I wish for you the ability to see the beauty in everything and everyone.  To see what others don’t take the time to see, to slow down and appreciate it all and be the one to open others eyes to all the beauty in the world.
I wish for you many, many friendships.  I hope you value the old friendships and embrace the new friendships.  Knowing that time and space may separate friends but true friends are always friends no matter the time or distance.
I wish for you compassion.  I hope that you are the type of person that is the first to extend a hand even if it’s to the person you don’t agree with.  I hope you have the ability to see the good in everyone even when it seems the entire world has lost hope in that soul. 

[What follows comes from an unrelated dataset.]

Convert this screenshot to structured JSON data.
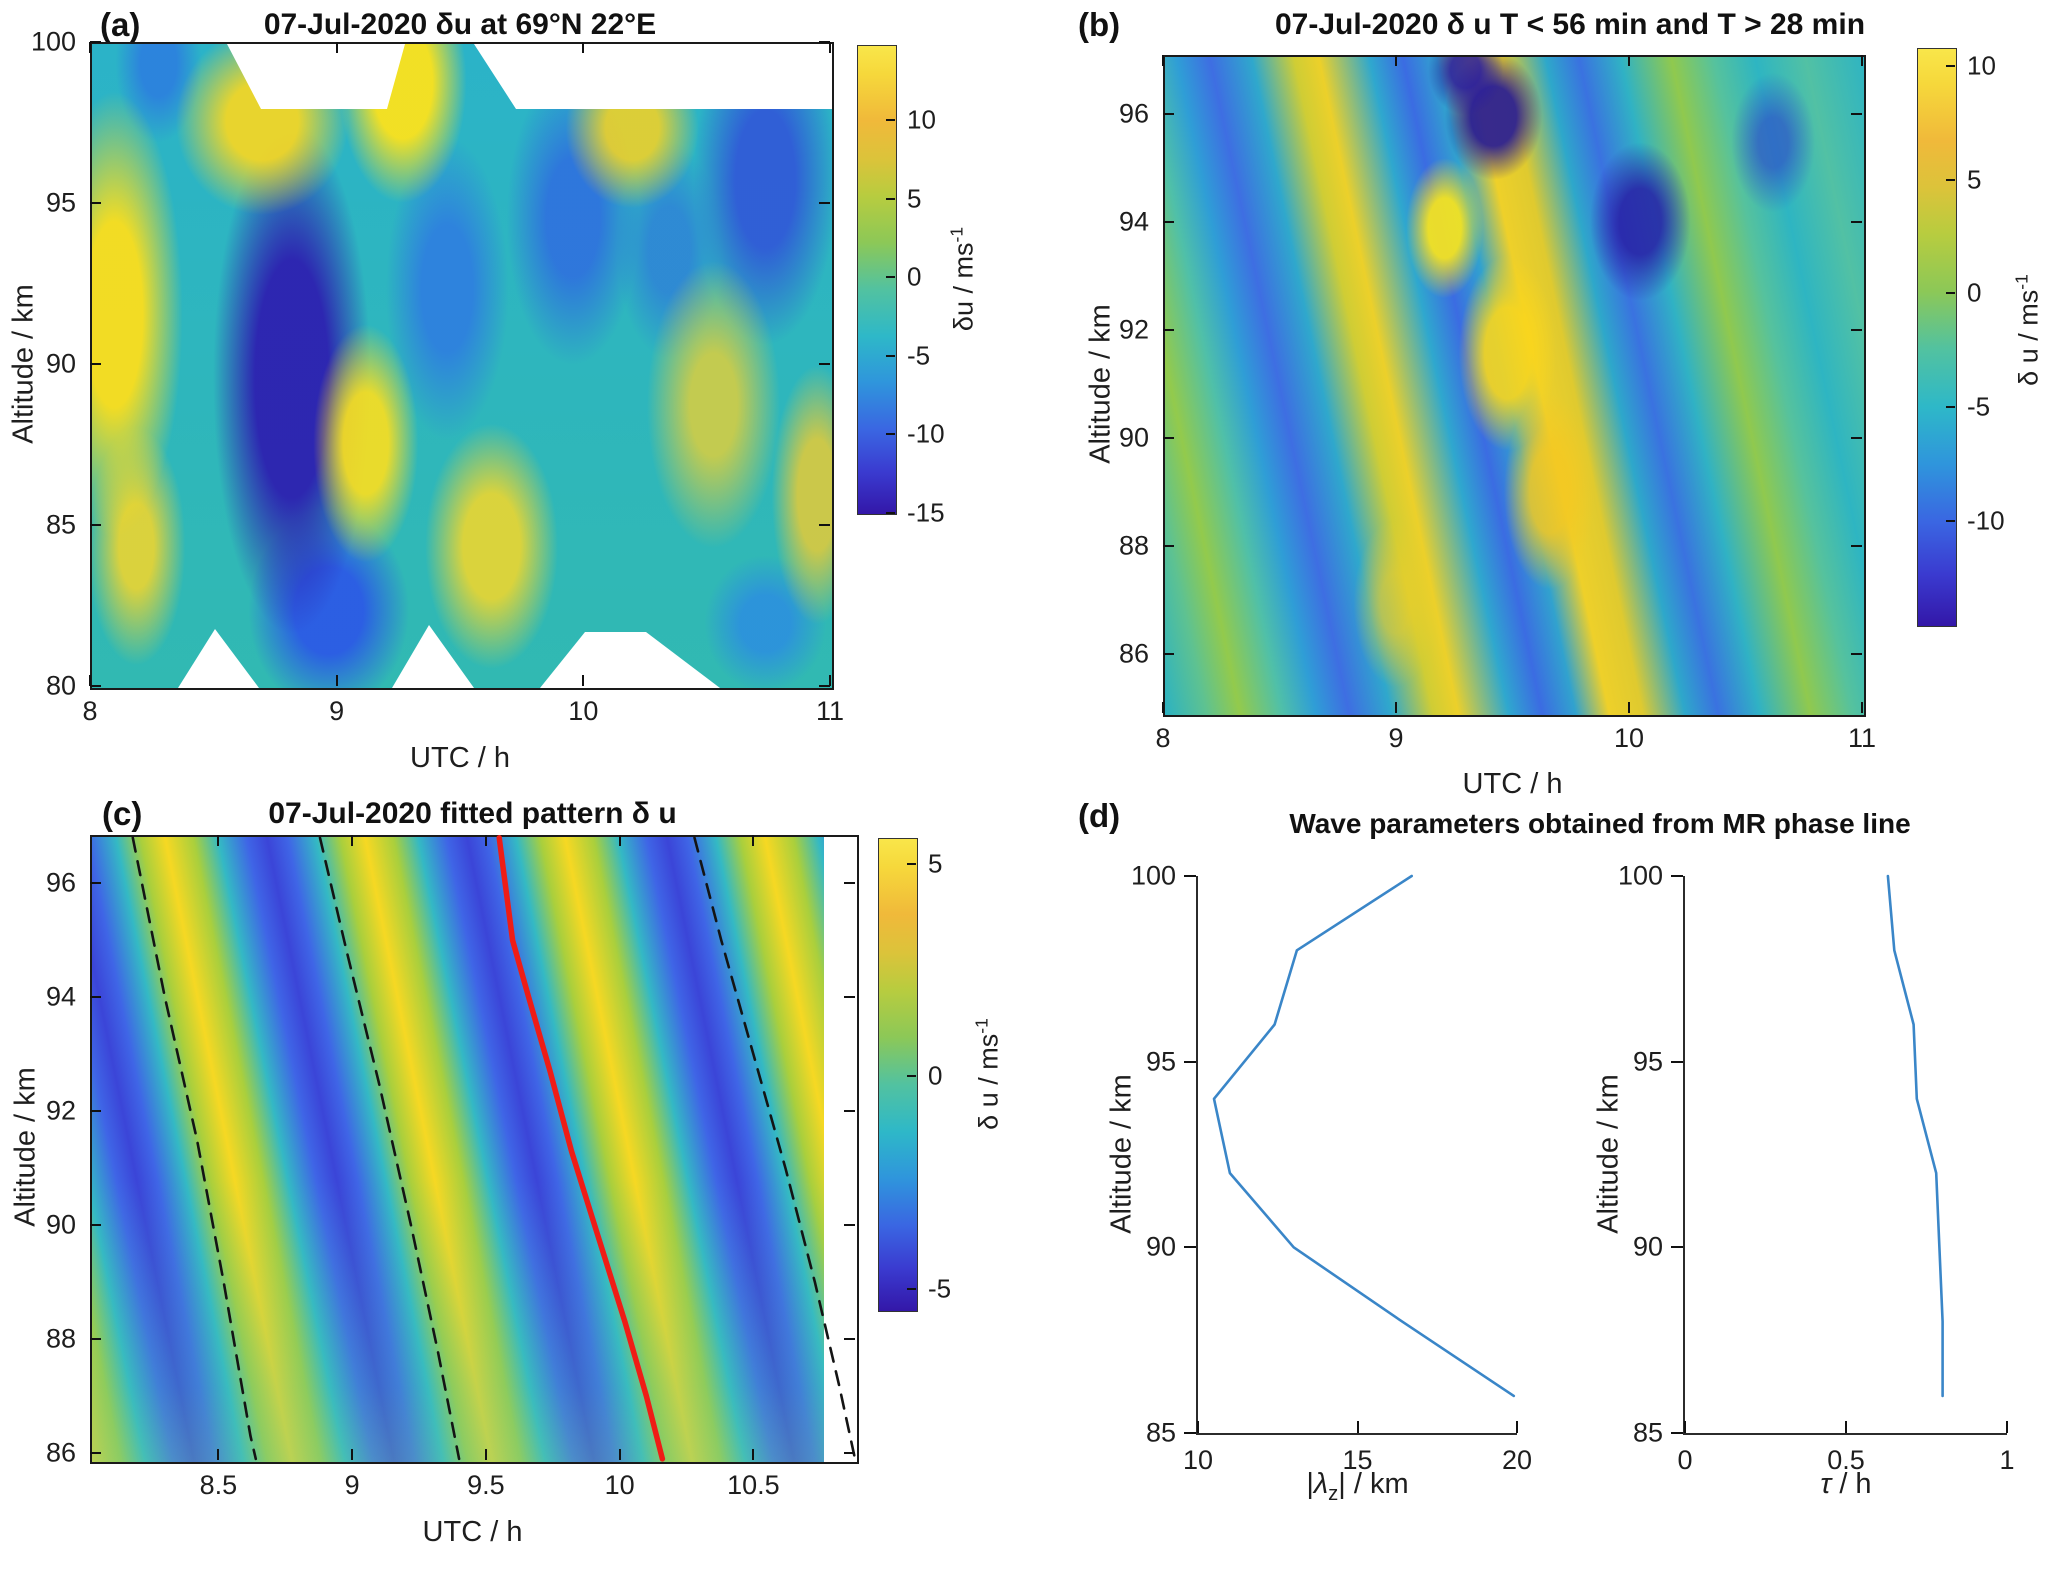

I wish for you to never know fear but if you do- I hope you have the courage to stand up to it, the courage to know that even the bravest person fears something but stands up to it anyway.
I wish for you great passion – passion in what you do, living life to the fullest and putting your whole heart in all that you do.
I wish for you to have a fighting soul- to be the type of person that never gives up.  When it seems all hope is lost I wish for you to be the person that still believes.
I wish for you to be known as a kind person- more than any other compliment or personality quality that you posses- I hope that people say first and foremost that you are a kind person with love for all.
And finally- I wish you love that can move mountains.  I will love you everyday and more each day than the day before and I hope love is all around you from others- all the days of your life.